New Zealand has access to at least a dozen ISPs anywhere in the country, we have access to gigabit fibre in every city/suburban area. We don't have net neutrality yet everything is fine over here.

So why is US so backwards?

arstechnica.com/information-technology/2014/04/one-big-reason-we-lack-internet-competition-starting-an-isp-is-really-hard/

businessinsider.com/why-us-internet-services-stink-2016-1

Alternatively
>businessinsider com/why-us-internet-services-stink-2016-1
unvis.it/businessinsider.com/why-us-internet-services-stink-2016-1

Why you get a purebred and then cut his balls?
Let Net breed, be happy, maybe sell lil nets.
Snip his nuts, its just a lifetime of picking up shit for nothing.
#SaveNetsNuts

Fuck off Google shill.

So government regulations that prevent ISPs from starting up which leads to monopolies and shitty service because there's no incentive to improve without competition.

And advocates of net neutrality want to have more government regulations to solve the problems that the other regulations caused by having even less competition but forcing the monopoly to provide "better service"

You guys are fucked.

Don't worry. Government loves money. Eventually government won't be satisfied with company A's contribution and will turn things upside down once more. This has all happened before and will again.

In the long run it probably doesn't amount to much of anything.

Regional monopolies on internet service are dying with advances in tech. Before too long this won't even be a conversation.

This might be a tad optimistic. But I think we are going to leave behind the roads we've constructed to confine the internet on/in for airports pretty soon.
Internet infrastructure will look completely different soon. We occupy too much area and have regions that are too sparsely populated to hope for a wire or fiber connection to each and every person

Grants dry up.

Let's look at the other side of things - What if ISPs decided internet gaming shouldn't have any place in the world. It isn't a productive use of our time and energy so they constricted our data flow so much that we couldn't play WoW, XIV, Runescape, Overwatch, PUBG, Black Desert Online, CS:GO, Rocket League, Rust, or whatever or any other game in the way we do now. You bet your ass people would start destroying shit, rioting, or boycotting the fuck out of a company. The backlash would be massive

That's why I'm optimistic.

The backlash would be massive. At the end of the day, we put food on the table for those people.

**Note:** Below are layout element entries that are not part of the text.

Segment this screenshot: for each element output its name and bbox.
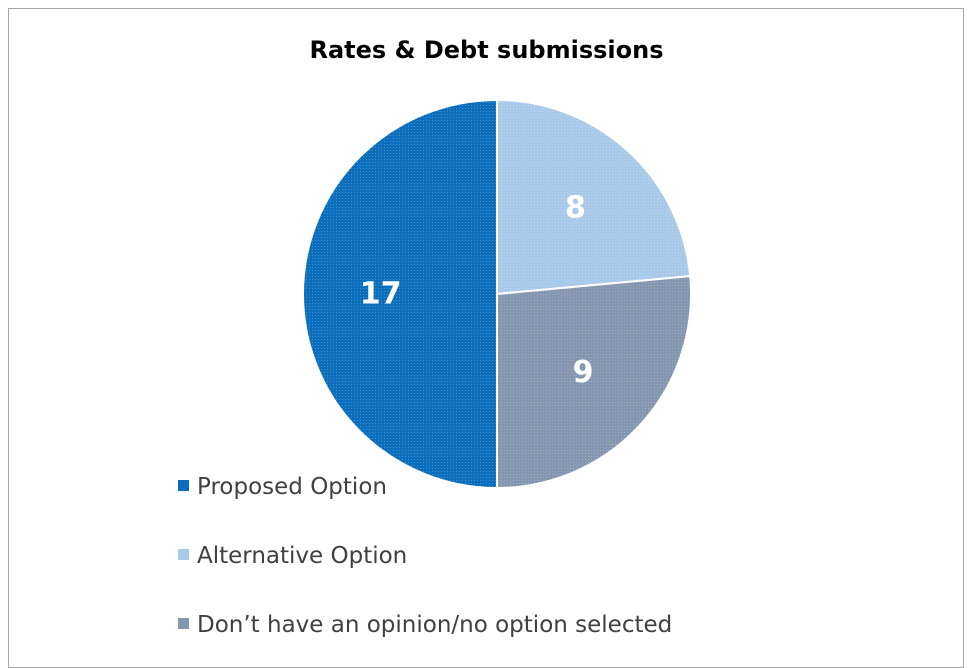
data-label-0: 17 — [360, 277, 402, 312]
pie-slice-2 — [496, 275, 692, 490]
legend-item-0: Proposed Option — [178, 472, 387, 502]
pie-slice-1 — [496, 98, 692, 296]
legend-label-1: Alternative Option — [197, 543, 408, 569]
legend-item-2: Don’t have an opinion/no option selected — [178, 610, 672, 640]
data-label-1: 8 — [565, 190, 586, 225]
legend-swatch-1 — [178, 549, 189, 560]
legend-swatch-2 — [178, 618, 189, 629]
legend-item-1: Alternative Option — [178, 541, 407, 571]
legend-label-0: Proposed Option — [197, 474, 387, 500]
legend-label-2: Don’t have an opinion/no option selected — [197, 612, 673, 638]
legend-swatch-0 — [178, 480, 189, 491]
data-label-2: 9 — [573, 355, 594, 390]
chart-title: Rates & Debt submissions — [309, 36, 664, 64]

In a free market we would not need it.

When government regulations prevent competition I'm for NN until we get a freer market in ISPs. Competition is always good so we should legalize local public ISPs.

I personally hope net neutrality gets stripped away so everyone can learn how much of a pain in the ass it would be to have to pay extra to use the things we currently use.

We need Net Service Political Neutrality. We don't even have that yet. People can lose their comm and even their income due to being politically on the wrong side of Goolag & friends.

From what I understand the bill being proposed is idealistically named, or misnamed.